Вспоминать? Нельзя. Сойдешь с ума. Гонишь всякую тень воспоминаний, стараешься сразу переключить мозг на механическую работу: считаешь, вспоминаешь стихи, составляешь из букв большого слова другие слова. Но иногда воспоминания овладевали душой, и воля сдавала. Ох, как становилось тяжело.
Стены Казанской тюрьмы полутораметровые, но все-таки там мы слышали пароходные гудки. А ведь я волжанка! Такой гудок переворачивал душу: я сразу представляла себе Волгу, ее ширь, пароходы, молодость.
Стараешься не слышать, не верить, что вот сейчас, когда я сижу в этом каменном погребе, жизнь идет почти так, как прежде.

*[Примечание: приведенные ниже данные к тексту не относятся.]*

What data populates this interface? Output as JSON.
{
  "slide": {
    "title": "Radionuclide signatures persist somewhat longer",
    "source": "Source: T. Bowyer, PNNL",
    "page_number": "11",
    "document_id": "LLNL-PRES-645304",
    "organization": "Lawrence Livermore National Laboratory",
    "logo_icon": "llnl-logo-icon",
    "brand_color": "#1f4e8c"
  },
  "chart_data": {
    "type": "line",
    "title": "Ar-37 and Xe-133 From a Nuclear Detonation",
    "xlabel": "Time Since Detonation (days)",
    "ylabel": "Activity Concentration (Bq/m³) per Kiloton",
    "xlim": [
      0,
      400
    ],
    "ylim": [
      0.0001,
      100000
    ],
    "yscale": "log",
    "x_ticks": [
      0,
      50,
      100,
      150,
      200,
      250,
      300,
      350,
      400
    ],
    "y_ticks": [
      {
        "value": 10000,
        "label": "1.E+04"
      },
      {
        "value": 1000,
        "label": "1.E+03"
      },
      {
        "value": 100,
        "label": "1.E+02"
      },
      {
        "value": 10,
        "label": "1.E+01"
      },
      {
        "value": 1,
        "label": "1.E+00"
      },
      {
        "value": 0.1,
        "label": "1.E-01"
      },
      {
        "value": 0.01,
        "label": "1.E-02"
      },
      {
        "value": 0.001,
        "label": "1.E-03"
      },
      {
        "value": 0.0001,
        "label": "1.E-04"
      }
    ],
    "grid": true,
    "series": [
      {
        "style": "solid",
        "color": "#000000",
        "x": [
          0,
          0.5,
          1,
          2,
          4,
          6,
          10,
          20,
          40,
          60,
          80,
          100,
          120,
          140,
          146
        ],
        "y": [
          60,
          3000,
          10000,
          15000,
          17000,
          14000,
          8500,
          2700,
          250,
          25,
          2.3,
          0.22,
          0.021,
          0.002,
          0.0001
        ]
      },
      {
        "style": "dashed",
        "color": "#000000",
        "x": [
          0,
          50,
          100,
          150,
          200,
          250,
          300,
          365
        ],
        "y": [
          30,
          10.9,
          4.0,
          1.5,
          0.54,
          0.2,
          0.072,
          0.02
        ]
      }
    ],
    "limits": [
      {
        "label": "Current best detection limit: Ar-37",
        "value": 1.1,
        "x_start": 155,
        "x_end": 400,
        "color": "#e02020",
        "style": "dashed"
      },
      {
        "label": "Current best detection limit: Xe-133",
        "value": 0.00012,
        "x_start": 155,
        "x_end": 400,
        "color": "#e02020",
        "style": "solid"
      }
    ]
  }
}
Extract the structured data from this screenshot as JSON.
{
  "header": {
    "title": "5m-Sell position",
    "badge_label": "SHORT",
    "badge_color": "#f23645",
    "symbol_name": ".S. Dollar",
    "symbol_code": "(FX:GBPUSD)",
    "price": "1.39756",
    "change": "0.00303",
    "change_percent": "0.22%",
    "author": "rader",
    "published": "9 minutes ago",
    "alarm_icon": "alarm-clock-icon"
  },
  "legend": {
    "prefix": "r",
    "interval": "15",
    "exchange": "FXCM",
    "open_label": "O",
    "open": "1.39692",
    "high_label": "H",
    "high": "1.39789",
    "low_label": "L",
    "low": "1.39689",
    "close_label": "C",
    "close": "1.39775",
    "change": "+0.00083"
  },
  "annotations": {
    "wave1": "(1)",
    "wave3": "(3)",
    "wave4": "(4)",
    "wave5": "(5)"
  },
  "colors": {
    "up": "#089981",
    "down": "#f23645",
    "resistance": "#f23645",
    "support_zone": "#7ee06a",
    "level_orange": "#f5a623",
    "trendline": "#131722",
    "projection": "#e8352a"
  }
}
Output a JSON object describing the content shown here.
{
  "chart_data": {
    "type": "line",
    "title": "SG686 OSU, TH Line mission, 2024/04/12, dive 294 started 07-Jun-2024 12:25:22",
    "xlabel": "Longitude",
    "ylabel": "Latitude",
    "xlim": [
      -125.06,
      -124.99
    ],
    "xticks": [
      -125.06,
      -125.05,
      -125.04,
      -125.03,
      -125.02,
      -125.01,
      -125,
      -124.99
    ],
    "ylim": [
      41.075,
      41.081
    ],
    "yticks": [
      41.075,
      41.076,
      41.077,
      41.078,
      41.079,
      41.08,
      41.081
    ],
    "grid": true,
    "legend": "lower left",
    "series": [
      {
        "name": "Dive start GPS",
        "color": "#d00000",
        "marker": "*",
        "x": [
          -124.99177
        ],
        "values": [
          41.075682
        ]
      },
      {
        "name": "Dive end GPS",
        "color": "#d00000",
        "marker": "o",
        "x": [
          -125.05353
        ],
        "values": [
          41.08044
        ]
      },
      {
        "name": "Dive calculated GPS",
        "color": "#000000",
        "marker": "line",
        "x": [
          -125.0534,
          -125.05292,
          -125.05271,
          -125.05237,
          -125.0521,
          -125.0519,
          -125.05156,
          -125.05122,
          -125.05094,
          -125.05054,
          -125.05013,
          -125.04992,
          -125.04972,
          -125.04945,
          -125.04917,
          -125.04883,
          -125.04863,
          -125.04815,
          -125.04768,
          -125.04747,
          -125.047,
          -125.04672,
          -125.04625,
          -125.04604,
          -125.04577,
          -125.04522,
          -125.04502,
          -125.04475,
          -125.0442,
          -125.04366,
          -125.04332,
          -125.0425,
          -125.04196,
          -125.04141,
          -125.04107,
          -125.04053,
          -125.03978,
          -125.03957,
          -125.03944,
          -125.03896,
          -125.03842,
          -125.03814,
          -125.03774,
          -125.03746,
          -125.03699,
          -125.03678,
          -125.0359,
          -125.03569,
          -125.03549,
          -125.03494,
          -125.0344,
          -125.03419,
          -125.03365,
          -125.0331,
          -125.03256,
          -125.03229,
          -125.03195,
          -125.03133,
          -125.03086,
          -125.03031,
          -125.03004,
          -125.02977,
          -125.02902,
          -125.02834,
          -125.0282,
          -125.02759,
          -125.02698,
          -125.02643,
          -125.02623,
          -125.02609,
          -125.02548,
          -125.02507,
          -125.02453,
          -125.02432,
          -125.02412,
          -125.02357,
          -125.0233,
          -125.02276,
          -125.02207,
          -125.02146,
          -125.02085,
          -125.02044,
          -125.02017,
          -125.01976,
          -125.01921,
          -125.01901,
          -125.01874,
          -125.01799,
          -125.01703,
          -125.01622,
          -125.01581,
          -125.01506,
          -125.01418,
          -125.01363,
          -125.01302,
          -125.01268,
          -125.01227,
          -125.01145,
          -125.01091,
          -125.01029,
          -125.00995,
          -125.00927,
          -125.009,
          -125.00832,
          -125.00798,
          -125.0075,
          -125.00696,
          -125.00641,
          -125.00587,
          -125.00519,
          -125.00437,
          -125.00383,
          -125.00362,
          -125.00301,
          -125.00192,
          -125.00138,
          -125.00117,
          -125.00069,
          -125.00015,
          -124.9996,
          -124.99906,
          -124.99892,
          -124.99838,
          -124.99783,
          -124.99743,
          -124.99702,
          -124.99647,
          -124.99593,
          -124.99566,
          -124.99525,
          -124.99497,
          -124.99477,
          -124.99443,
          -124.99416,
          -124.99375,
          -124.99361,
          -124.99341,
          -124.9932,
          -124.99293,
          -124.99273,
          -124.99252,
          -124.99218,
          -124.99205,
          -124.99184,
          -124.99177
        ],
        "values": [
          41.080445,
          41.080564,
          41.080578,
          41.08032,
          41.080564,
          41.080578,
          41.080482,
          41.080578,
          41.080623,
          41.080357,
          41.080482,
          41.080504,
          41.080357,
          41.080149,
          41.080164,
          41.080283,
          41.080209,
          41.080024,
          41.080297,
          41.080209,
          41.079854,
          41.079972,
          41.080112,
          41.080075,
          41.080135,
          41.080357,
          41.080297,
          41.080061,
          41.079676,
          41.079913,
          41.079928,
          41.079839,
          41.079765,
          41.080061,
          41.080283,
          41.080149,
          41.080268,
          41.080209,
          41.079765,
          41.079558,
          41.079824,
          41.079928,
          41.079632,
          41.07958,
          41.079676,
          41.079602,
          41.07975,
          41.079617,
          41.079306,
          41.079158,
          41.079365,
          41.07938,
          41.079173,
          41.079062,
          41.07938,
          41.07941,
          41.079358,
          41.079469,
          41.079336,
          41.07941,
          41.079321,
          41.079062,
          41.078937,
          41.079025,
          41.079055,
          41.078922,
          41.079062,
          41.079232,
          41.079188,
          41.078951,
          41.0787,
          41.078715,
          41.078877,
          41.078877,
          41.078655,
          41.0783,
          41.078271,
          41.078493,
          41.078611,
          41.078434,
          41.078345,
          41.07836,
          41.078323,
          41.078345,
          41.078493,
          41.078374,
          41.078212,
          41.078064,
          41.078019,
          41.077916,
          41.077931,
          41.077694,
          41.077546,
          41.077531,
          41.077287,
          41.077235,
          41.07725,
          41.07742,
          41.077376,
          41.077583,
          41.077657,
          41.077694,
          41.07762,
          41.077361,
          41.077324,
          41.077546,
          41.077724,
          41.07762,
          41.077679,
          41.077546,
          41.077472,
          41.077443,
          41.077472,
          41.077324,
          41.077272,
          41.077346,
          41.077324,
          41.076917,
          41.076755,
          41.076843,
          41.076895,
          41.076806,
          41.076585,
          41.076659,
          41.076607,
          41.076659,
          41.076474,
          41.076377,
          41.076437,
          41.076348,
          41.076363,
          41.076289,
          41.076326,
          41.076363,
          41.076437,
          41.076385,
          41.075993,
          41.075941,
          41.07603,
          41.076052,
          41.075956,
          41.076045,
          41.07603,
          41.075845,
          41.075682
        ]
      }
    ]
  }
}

- Не может быть, чтоб в этот час
- Шумел зеленый лес и шелестело поле!
- Чтобы на Волге в радостном приволье
- Переливался голубой атлас…
- Не может быть…
- Решетка на окне
- Да дверь с глазком —
- Вот где границы мира.
- Сердца людей запуганы и сиры…
- Я умираю, не могу вздохнуть…
- О Боже, как тяжел мой путь.
К счастью, вспоминала я о воле, о жизни все реже и реже.
Чувство самосохранения заставляло не думать, не терзаться. Старалась создать какой-то свой, призрачный, тюремный быт.
Зина Станицына, моя сокамерница по Соловкам, попала и здесь со мной в одну камеру. Она учила всех алгебре, геометрии, составляла задачи — время как-то проходило.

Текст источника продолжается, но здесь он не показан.